Bera is watching behind the scenes, already preparing to walk out and raise the specter of what it would mean to have a congressman operating in Washington, D.C., from California—representing the state known around the world as a leader in environmental protection—who is actually a half-closeted climate change denier. And as this newspaper reporter points his notebook up at the sheriff, a man known for his spades of confidence suddenly appears to have none. It wasn’t the millions of dollars his agency has cost the taxpayers in lawsuits that knocked him off balance. It wasn’t the narrative of blood and tragedy that overshadows his department that nicked his demeanor. And it wasn’t Bera’s bland, overly rehearsed attempts to question his personal judgment that pushed him back.
No, tonight what hit the chink in Jones’ armor was the same thing that’s raised every question the public has about him—an old-school journalist refusing to settle for a lazy, evasive answer.
Jones has experienced these moments before. When News10’s Thom Jensen began to uncover in 2014 that the sheriff’s department was data-mining information from people’s cellphones with its secret Stingray technology, Jones’ team reportedly stymied and stonewalled the reporter’s inquiries at every turn. This led to Jensen surprising the sheriff at a law enforcement graduation ceremony, where Jones’ signature coolness and disarming smile both evaporated on camera.
“We’ve dealt with your incessant badgering of our department,” Jones vented to Jensen after asking the journalist if he was proud of himself.
But Jensen’s investigative work was a topic of conversation 14 months later when Jones held a press conference in which he acknowledged that not only did the sheriff’s department have the technology, but its detectives had been using it to collect cellphone data in Sacramento County for years without a judicial review policy. Jones barred Jensen from attending that press briefing.
Since then his concerns about reporters appear to have grown. In July, the Sacramento Bee’s editorial board quoted a memo Jones sent out about news coverage around his administration losing the sexual harassment civil trial. In the message, Jones lamented that “the media” was trying to drag down the entire sheriff’s department’s image just to paint him “as disreputable.”
If Jones believed that in July, then there are few signs his fears have lifted. In early September, SN&R requested an interview with Jones for this story. Initially, Jones’ campaign manager, Kyle McDonald, agreed to set up a meeting with his candidate.

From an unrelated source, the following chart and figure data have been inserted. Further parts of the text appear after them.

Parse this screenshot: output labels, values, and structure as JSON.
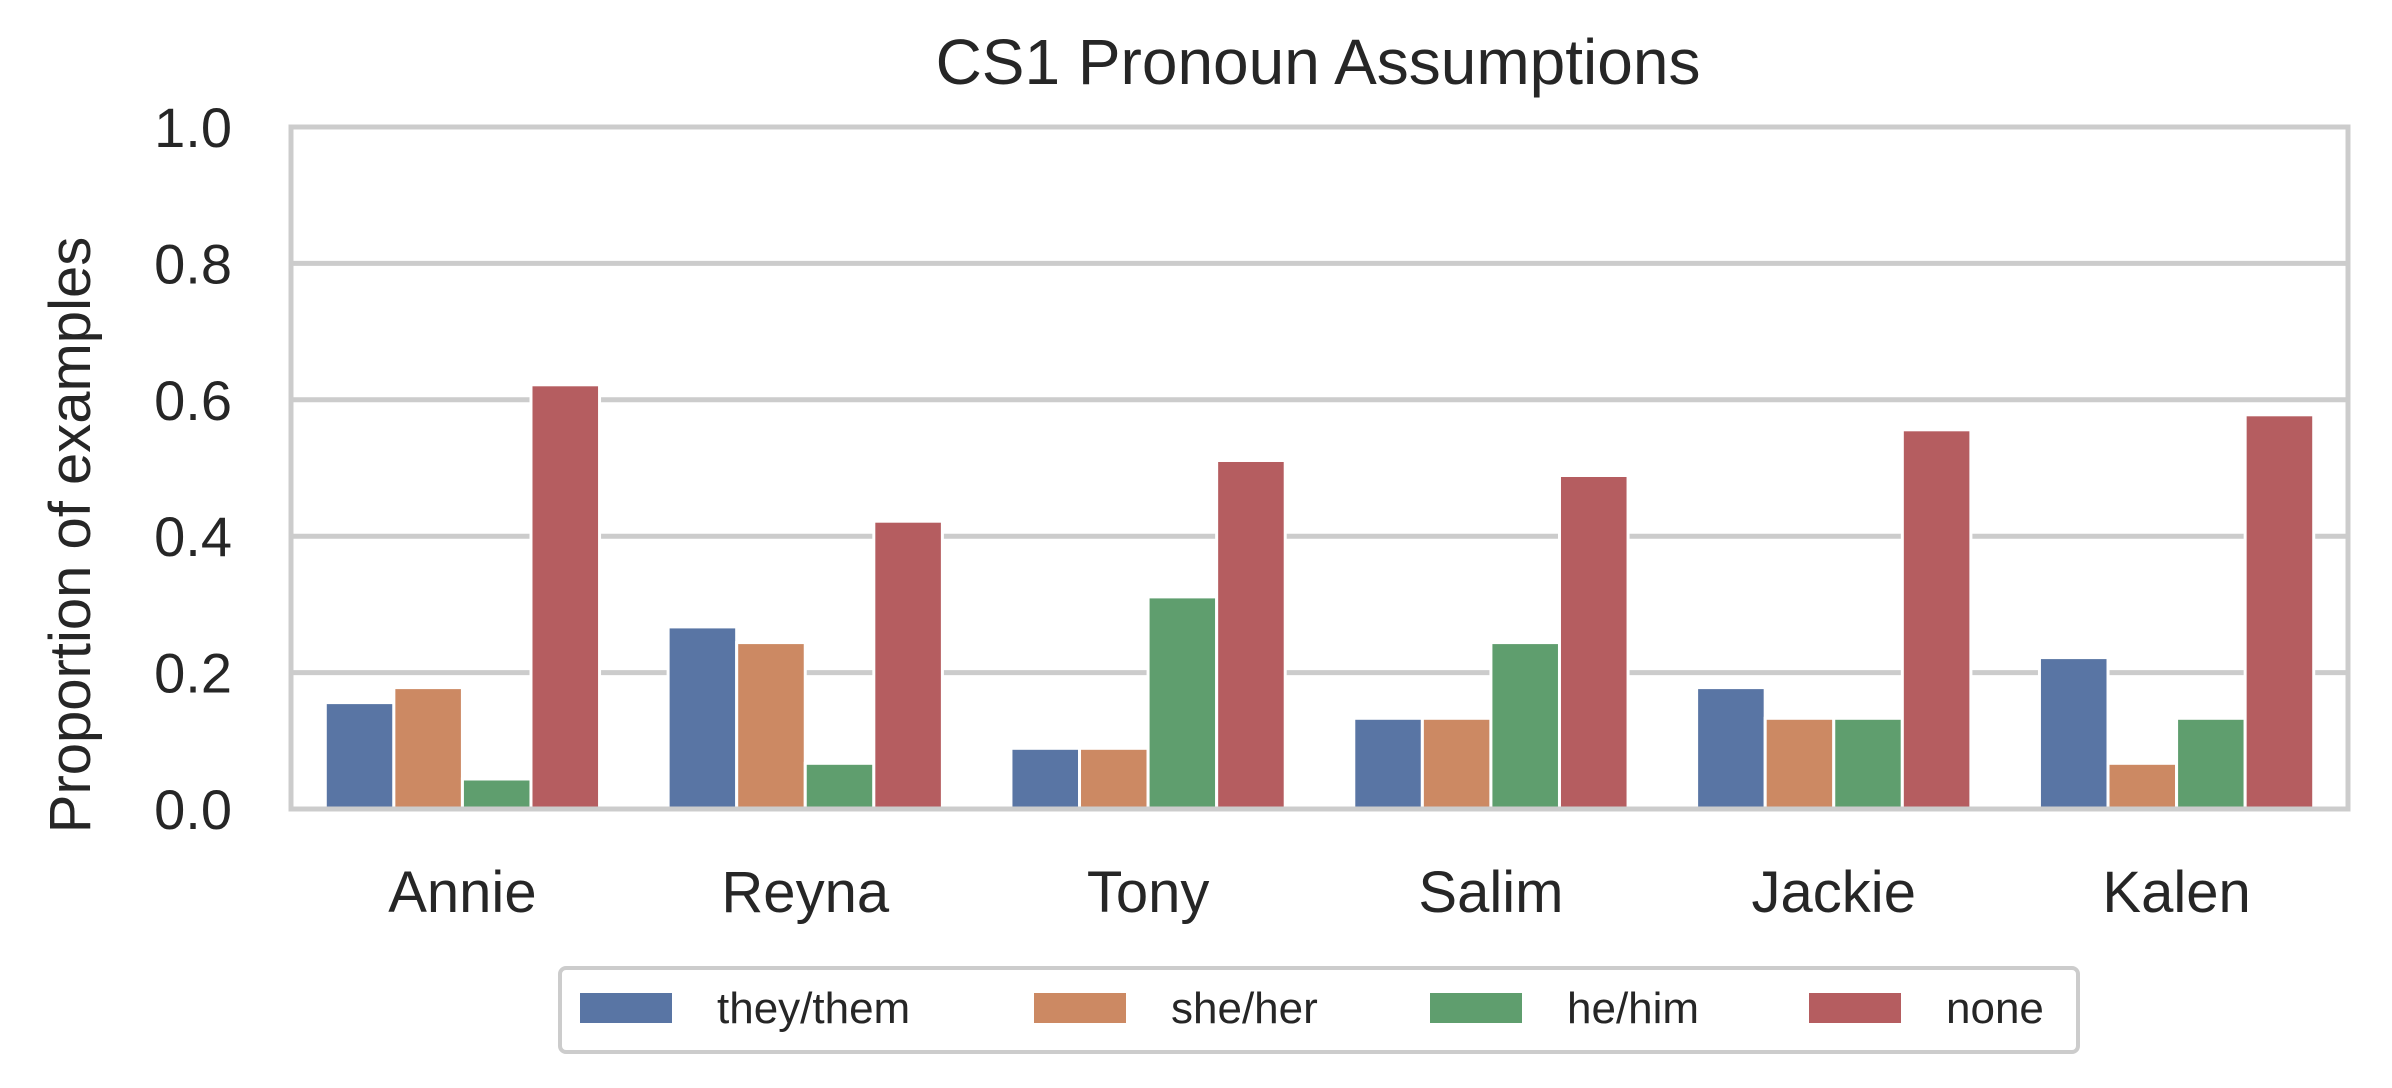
{
  "chart_data": {
    "type": "bar",
    "title": "CS1 Pronoun Assumptions",
    "xlabel": "",
    "ylabel": "Proportion of examples",
    "ylim": [
      0,
      1.0
    ],
    "yticks": [
      "0.0",
      "0.2",
      "0.4",
      "0.6",
      "0.8",
      "1.0"
    ],
    "grid": true,
    "legend_position": "bottom-center",
    "categories": [
      "Annie",
      "Reyna",
      "Tony",
      "Salim",
      "Jackie",
      "Kalen"
    ],
    "series": [
      {
        "name": "they/them",
        "color": "#5975a4",
        "values": [
          0.156,
          0.267,
          0.089,
          0.133,
          0.178,
          0.222
        ]
      },
      {
        "name": "she/her",
        "color": "#cc8963",
        "values": [
          0.178,
          0.244,
          0.089,
          0.133,
          0.133,
          0.067
        ]
      },
      {
        "name": "he/him",
        "color": "#5f9e6e",
        "values": [
          0.044,
          0.067,
          0.311,
          0.244,
          0.133,
          0.133
        ]
      },
      {
        "name": "none",
        "color": "#b55d60",
        "values": [
          0.622,
          0.422,
          0.511,
          0.489,
          0.556,
          0.578
        ]
      }
    ]
  }
}
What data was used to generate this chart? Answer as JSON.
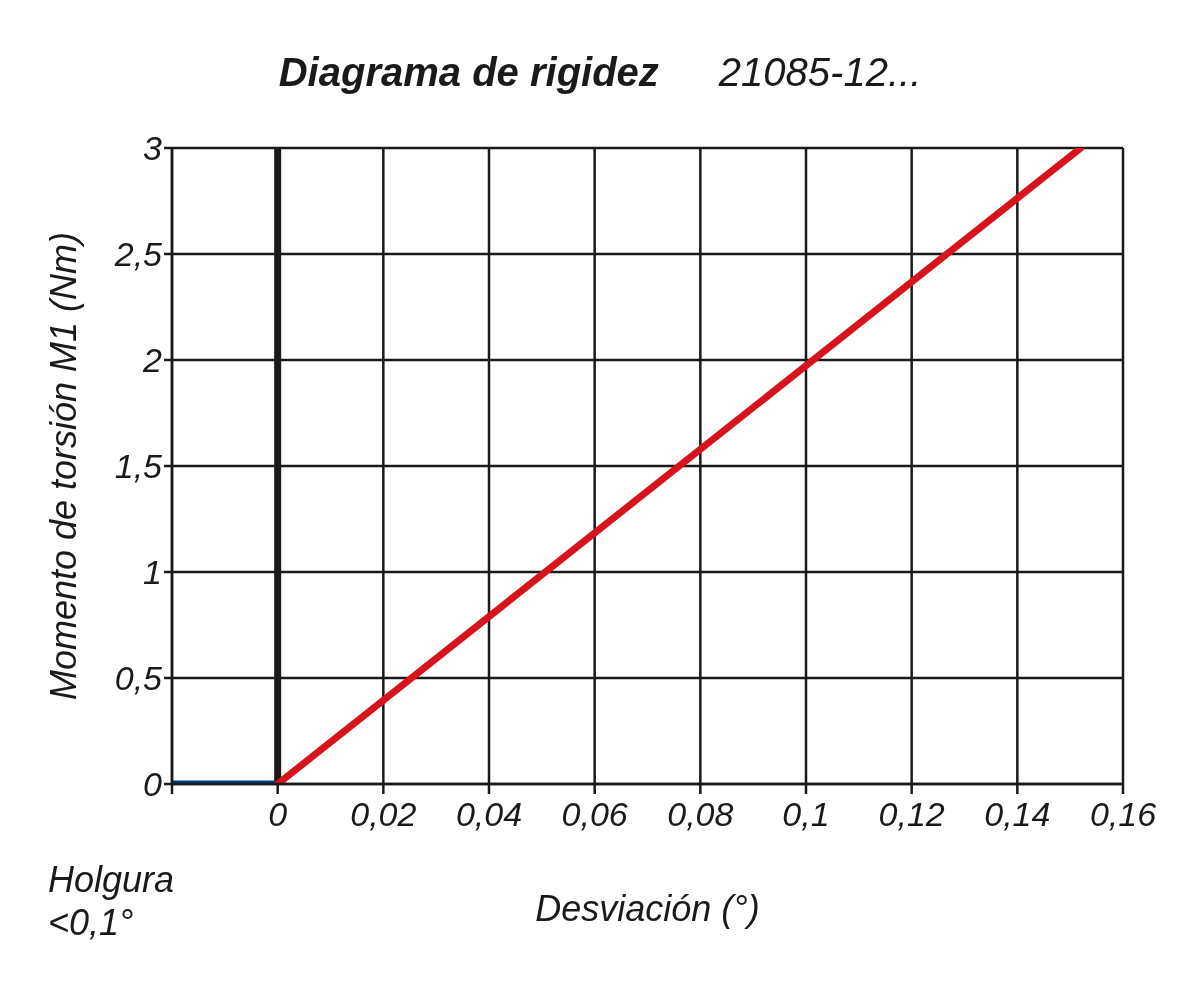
{
  "chart_data": {
    "type": "line",
    "title": "Diagrama de rigidez",
    "subtitle": "21085-12...",
    "xlabel": "Desviación (°)",
    "ylabel": "Momento de torsión M1 (Nm)",
    "annotations": [
      "Holgura <0,1°"
    ],
    "series": [
      {
        "x": [
          -0.02,
          0
        ],
        "values": [
          0,
          0
        ],
        "color": "#003a80"
      },
      {
        "x": [
          0,
          0.152
        ],
        "values": [
          0,
          3
        ],
        "color": "#d7141c"
      }
    ],
    "xlim": [
      -0.02,
      0.16
    ],
    "xticks": [
      {
        "value": -0.02,
        "label": null
      },
      0,
      {
        "value": 0.02,
        "label": "0,02"
      },
      {
        "value": 0.04,
        "label": "0,04"
      },
      {
        "value": 0.06,
        "label": "0,06"
      },
      {
        "value": 0.08,
        "label": "0,08"
      },
      {
        "value": 0.1,
        "label": "0,1"
      },
      {
        "value": 0.12,
        "label": "0,12"
      },
      {
        "value": 0.14,
        "label": "0,14"
      },
      {
        "value": 0.16,
        "label": "0,16"
      }
    ],
    "ylim": [
      0,
      3
    ],
    "yticks": [
      0,
      {
        "value": 0.5,
        "label": "0,5"
      },
      1,
      {
        "value": 1.5,
        "label": "1,5"
      },
      2,
      {
        "value": 2.5,
        "label": "2,5"
      },
      3
    ],
    "ref_lines": [
      {
        "axis": "x",
        "value": 0,
        "label": null,
        "color": "#1a1a1a"
      }
    ],
    "grid": true,
    "marker": "none",
    "line_style": "solid",
    "legend": false
  }
}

As the weeks passed by, repeated calls and emails to McDonald failed to result in an interview date or even obtaining a basic schedule of Jones’ public appearances—the latter of which is conspicuously absent from his official website and Facebook page.
Now, Jones is walking out of the press conference without granting this paper an interview, and with a new question about climate change hanging over his head.
Despite proclamations of having a great relationship with the press, he hasn’t answered the hard questions about Johnathan Rose, immigrant detainees in his jails or the dozens of brutality claims against a handful of deputies still working.
But he walks out into the fall evening nonetheless, into the last days of a brutal election season where undecided voters now have one more dimension to consider in the ongoing enigma of deciding who he really is. The ongoing attack ads are aimed at a personality many find engaging, but the truth about the leader behind the badge is a story the public may never know.